I forgive myself that I have accepted and allowed myself to desire to be seen as a good leader and as an example by my classmates, without realizing that it’s about that, it’s about doing what it has to be done, where the focus is supporting with clarity, common sense and a healthy leadership, not a leadership based on ego.
I forgive myself that I have accepted and allowed myself to think “the good side of experiencing these negative emotions is that I am not hungry, therefore I will lose the extra weight I have gained during the pandemic”, without realizing that even though I might be kidding in order to cheer me up, it’s not cool to support such thoughts, because I am not taking good care of my body and me as a whole being.
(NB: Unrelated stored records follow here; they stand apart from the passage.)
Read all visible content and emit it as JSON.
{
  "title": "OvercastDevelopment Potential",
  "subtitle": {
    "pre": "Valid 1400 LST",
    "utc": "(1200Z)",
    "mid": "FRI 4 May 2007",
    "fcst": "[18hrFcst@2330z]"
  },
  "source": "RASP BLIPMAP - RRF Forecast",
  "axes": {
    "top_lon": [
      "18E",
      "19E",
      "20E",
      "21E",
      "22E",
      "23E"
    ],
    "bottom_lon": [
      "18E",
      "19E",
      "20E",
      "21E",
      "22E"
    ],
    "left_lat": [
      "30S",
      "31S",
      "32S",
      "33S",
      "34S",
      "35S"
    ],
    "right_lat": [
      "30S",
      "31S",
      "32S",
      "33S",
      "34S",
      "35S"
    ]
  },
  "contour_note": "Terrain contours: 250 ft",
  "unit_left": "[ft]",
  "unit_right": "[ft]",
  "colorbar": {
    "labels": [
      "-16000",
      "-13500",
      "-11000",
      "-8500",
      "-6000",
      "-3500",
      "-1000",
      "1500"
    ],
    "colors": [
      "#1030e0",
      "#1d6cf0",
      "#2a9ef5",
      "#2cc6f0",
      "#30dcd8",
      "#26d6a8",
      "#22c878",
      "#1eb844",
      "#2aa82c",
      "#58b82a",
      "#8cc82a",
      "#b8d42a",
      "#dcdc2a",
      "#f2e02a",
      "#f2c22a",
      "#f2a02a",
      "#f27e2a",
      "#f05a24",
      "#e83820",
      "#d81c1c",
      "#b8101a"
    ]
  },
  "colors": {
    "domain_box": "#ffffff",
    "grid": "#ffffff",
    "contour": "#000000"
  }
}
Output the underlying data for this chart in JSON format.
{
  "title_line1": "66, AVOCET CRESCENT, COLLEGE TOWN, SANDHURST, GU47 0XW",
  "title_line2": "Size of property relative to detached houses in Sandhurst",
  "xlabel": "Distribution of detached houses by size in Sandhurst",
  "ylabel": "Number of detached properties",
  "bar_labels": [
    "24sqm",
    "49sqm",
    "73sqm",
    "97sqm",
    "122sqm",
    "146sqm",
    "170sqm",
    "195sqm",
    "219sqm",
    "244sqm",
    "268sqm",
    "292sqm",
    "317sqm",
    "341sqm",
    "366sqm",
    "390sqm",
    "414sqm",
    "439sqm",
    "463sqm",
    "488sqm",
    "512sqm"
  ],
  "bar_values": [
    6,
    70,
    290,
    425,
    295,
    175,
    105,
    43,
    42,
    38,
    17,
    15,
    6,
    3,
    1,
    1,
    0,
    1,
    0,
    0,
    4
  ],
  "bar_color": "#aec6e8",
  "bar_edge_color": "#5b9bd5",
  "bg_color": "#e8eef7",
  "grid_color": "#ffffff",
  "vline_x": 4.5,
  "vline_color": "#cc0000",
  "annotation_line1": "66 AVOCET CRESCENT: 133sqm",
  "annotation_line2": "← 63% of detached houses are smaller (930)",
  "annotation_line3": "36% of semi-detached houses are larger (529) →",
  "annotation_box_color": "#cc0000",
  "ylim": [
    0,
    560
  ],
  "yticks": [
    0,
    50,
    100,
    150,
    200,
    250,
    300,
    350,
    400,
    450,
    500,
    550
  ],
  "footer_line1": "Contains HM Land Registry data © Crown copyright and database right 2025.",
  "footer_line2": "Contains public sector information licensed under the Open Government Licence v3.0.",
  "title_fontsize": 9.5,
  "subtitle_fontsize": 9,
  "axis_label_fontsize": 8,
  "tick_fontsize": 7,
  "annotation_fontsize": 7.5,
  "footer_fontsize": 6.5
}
I commit myself to stop seeing the teacher as someone smarter, faster or better than me.
I commit myself to see the teacher as what he is, another human being as me.
I commit myself to make sure I am breathing here when I am presenting the proposals tomorrow, so I can be more grounded and be self-directive.
I commit myself to embrace the word calmness and stability through breathing here if I start noticing I am going into my mind system.
I commit myself to not look for a leadership based on ego.
I commit myself to stop trying to know how the other person looks like in order to feel good or bad in relation to them.
I commit myself to stop defining myself as better than others because I have the tools of self-forgiveness, because first of all, it does not make me better, in fact; it makes me more Responsible because I am aware of other aspects they might not, plus, self-forgiveness is useless without practical application.